EE – Diz-se que a verdadeira elite é discreta por natureza. Mas há que ter em conta a heterogeneidade das elites das sociedades contemporâneas. Além disso, há também um elemento de subjectividade a considerar, ou seja, por exemplo, as elites culturais podem desenvolver representações negativas e de demarcação relativamente a outros sectores da elite, como os políticos ou os empresários. Por vezes, desenvolvem-se comportamentos e estilos de vida concorrenciais entre diferentes segmentos da elite. Consoante os tipos de "capital" que predominam em cada camada ou fracção, assim as posturas, os hábitos e o sentido estético podem ser mais "sóbrios" ou "ostentatórios", e privilegiar a prática de actividades lúdicas e ocupações de lazer de forma diferenciada entre cada uma dessas fracções. Digamos que há uma luta simbólica pela demarcação e usurpação de espaços, estilos, consumos, práticas e "etiquetas" que funcionam como códigos de diferenciação ou de "distinção", quer entre diferentes sectores da elite quer sobretudo entre as elites e os estratos abaixo, em particular as chamadas classes médias. Assim, as estruturas do "gosto" pautam-se por uma construção simbólica de formas de estar, de vestir, maneiras de andar, de comer, de falar, etc., que emitem sinais pretensamente "distintivos" e que se destinam a ser descodificados apenas pelos que partilham o mesmo "ethos" e se inserem no mesmo "grupo de status".

4. Hoje em dia há muita imprensa cor de rosa mas costuma dizer-se que as verdadeiras elites, ou o chamado jet set português não gosta de aparecer nem aparece nessas revistas. É verdade? Por que é que o fazem? Não querem aparecer ao lado de quem não consideram?

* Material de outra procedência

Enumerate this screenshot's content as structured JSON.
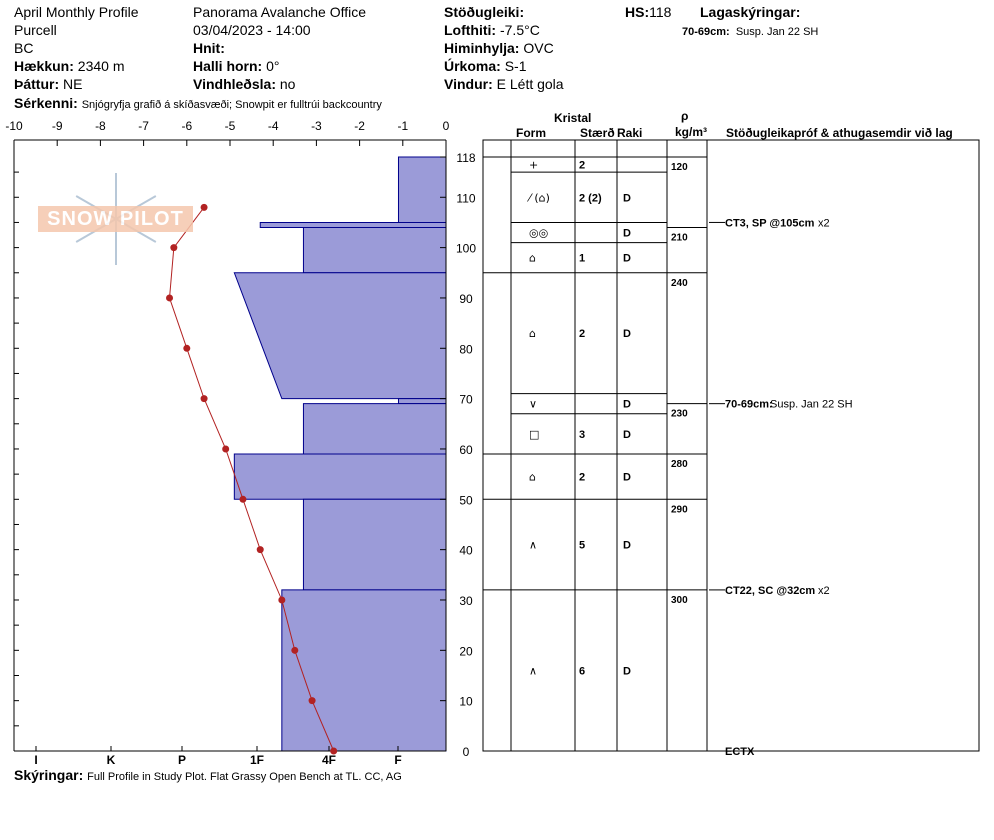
{
  "header": {
    "profile_name": "April Monthly Profile",
    "range": "Purcell",
    "province": "BC",
    "elevation_label": "Hækkun:",
    "elevation_value": "2340 m",
    "aspect_label": "Þáttur:",
    "aspect_value": "NE",
    "office": "Panorama Avalanche Office",
    "datetime": "03/04/2023 - 14:00",
    "coords_label": "Hnit:",
    "slope_label": "Halli horn:",
    "slope_value": "0°",
    "wind_load_label": "Vindhleðsla:",
    "wind_load_value": "no",
    "stability_label": "Stöðugleiki:",
    "air_temp_label": "Lofthiti:",
    "air_temp_value": "-7.5°C",
    "sky_label": "Himinhylja:",
    "sky_value": "OVC",
    "precip_label": "Úrkoma:",
    "precip_value": "S-1",
    "wind_label": "Vindur:",
    "wind_value": "E Létt gola",
    "hs_label": "HS:",
    "hs_value": "118",
    "layer_notes_label": "Lagaskýringar:",
    "layer_note_1_label": "70-69cm:",
    "layer_note_1_text": "Susp. Jan 22 SH",
    "features_label": "Sérkenni:",
    "features_value": "Snjógryfja grafið á skíðasvæði; Snowpit er fulltrúi backcountry",
    "notes_label": "Skýringar:",
    "notes_value": "Full Profile in Study Plot. Flat Grassy Open Bench at TL. CC, AG"
  },
  "logo_text": "SNOW PILOT",
  "table_headers": {
    "kristal": "Kristal",
    "form": "Form",
    "size": "Stærð",
    "moisture": "Raki",
    "rho": "ρ",
    "density_unit": "kg/m³",
    "tests": "Stöðugleikapróf & athugasemdir við lag"
  },
  "colors": {
    "hardness_fill": "#9b9bd8",
    "hardness_stroke": "#00008b",
    "temp_line": "#b22222"
  },
  "chart_data": {
    "type": "line",
    "title": "",
    "temp_axis": {
      "ticks": [
        "-10",
        "-9",
        "-8",
        "-7",
        "-6",
        "-5",
        "-4",
        "-3",
        "-2",
        "-1",
        "0"
      ],
      "range": [
        -10,
        0
      ]
    },
    "height_axis": {
      "ticks": [
        "118",
        "110",
        "100",
        "90",
        "80",
        "70",
        "60",
        "50",
        "40",
        "30",
        "20",
        "10",
        "0"
      ],
      "range": [
        0,
        118
      ]
    },
    "hardness_axis": {
      "ticks": [
        "I",
        "K",
        "P",
        "1F",
        "4F",
        "F"
      ]
    },
    "temperature_profile": [
      {
        "height": 108,
        "temp": -5.6
      },
      {
        "height": 100,
        "temp": -6.3
      },
      {
        "height": 90,
        "temp": -6.4
      },
      {
        "height": 80,
        "temp": -6.0
      },
      {
        "height": 70,
        "temp": -5.6
      },
      {
        "height": 60,
        "temp": -5.1
      },
      {
        "height": 50,
        "temp": -4.7
      },
      {
        "height": 40,
        "temp": -4.3
      },
      {
        "height": 30,
        "temp": -3.8
      },
      {
        "height": 20,
        "temp": -3.5
      },
      {
        "height": 10,
        "temp": -3.1
      },
      {
        "height": 0,
        "temp": -2.6
      }
    ],
    "hardness_layers": [
      {
        "top": 118,
        "bottom": 105,
        "hardness_top": -1.1,
        "hardness_bottom": -1.1
      },
      {
        "top": 105,
        "bottom": 104,
        "hardness_top": -4.3,
        "hardness_bottom": -4.3
      },
      {
        "top": 104,
        "bottom": 95,
        "hardness_top": -3.3,
        "hardness_bottom": -3.3
      },
      {
        "top": 95,
        "bottom": 70,
        "hardness_top": -4.9,
        "hardness_bottom": -3.8
      },
      {
        "top": 70,
        "bottom": 69,
        "hardness_top": -1.1,
        "hardness_bottom": -1.1
      },
      {
        "top": 69,
        "bottom": 59,
        "hardness_top": -3.3,
        "hardness_bottom": -3.3
      },
      {
        "top": 59,
        "bottom": 50,
        "hardness_top": -4.9,
        "hardness_bottom": -4.9
      },
      {
        "top": 50,
        "bottom": 32,
        "hardness_top": -3.3,
        "hardness_bottom": -3.3
      },
      {
        "top": 32,
        "bottom": 0,
        "hardness_top": -3.8,
        "hardness_bottom": -3.8
      }
    ]
  },
  "layers": [
    {
      "top": 118,
      "bottom": 115,
      "form": "+",
      "size": "2",
      "moisture": ""
    },
    {
      "top": 115,
      "bottom": 105,
      "form": "⁄ (⌂)",
      "size": "2 (2)",
      "moisture": "D"
    },
    {
      "top": 105,
      "bottom": 101,
      "form": "◎◎",
      "size": "",
      "moisture": "D"
    },
    {
      "top": 101,
      "bottom": 95,
      "form": "⌂",
      "size": "1",
      "moisture": "D"
    },
    {
      "top": 95,
      "bottom": 71,
      "form": "⌂",
      "size": "2",
      "moisture": "D"
    },
    {
      "top": 71,
      "bottom": 67,
      "form": "∨",
      "size": "",
      "moisture": "D"
    },
    {
      "top": 67,
      "bottom": 59,
      "form": "□",
      "size": "3",
      "moisture": "D"
    },
    {
      "top": 59,
      "bottom": 50,
      "form": "⌂",
      "size": "2",
      "moisture": "D"
    },
    {
      "top": 50,
      "bottom": 32,
      "form": "∧",
      "size": "5",
      "moisture": "D"
    },
    {
      "top": 32,
      "bottom": 0,
      "form": "∧",
      "size": "6",
      "moisture": "D"
    }
  ],
  "densities": [
    {
      "top": 118,
      "bottom": 104,
      "value": "120"
    },
    {
      "top": 104,
      "bottom": 95,
      "value": "210"
    },
    {
      "top": 95,
      "bottom": 69,
      "value": "240"
    },
    {
      "top": 69,
      "bottom": 59,
      "value": "230"
    },
    {
      "top": 59,
      "bottom": 50,
      "value": "280"
    },
    {
      "top": 50,
      "bottom": 32,
      "value": "290"
    },
    {
      "top": 32,
      "bottom": 0,
      "value": "300"
    }
  ],
  "tests": [
    {
      "height": 105,
      "label": "CT3, SP @105cm",
      "count": "x2"
    },
    {
      "height": 69,
      "label": "70-69cm:",
      "text": "Susp. Jan 22 SH"
    },
    {
      "height": 32,
      "label": "CT22, SC @32cm",
      "count": "x2"
    },
    {
      "height": 0,
      "label": "ECTX"
    }
  ]
}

EE – A imprensa cor-de-rosa funciona sob o princípio do negócio e da ostentação e, portanto, as elites mais "nobres" ou as de traço "aristocrático", que pautam a sua forma de estar pela descrição e sobriedade – para muitos, as verdadeiras elites – normalmente rejeitam e demarcam-se desses sectores. O chamado "jet set" é bastante marcado por uma certa vontade de protagonismo. De certo modo é um produto da própria mediatização da sociedade e pode até considerar-se uma outra forma de "novo riquismo". Ora, as elites verdadeiramente distintas tendem a recusar tais misturas e preferem ficar na sombra do seu charme discreto. Trata-se afinal de uma postura própria de quem nos diz, ou diz a si mesma, que não precisa de mostrar o que é. Limita-se a ser quem é.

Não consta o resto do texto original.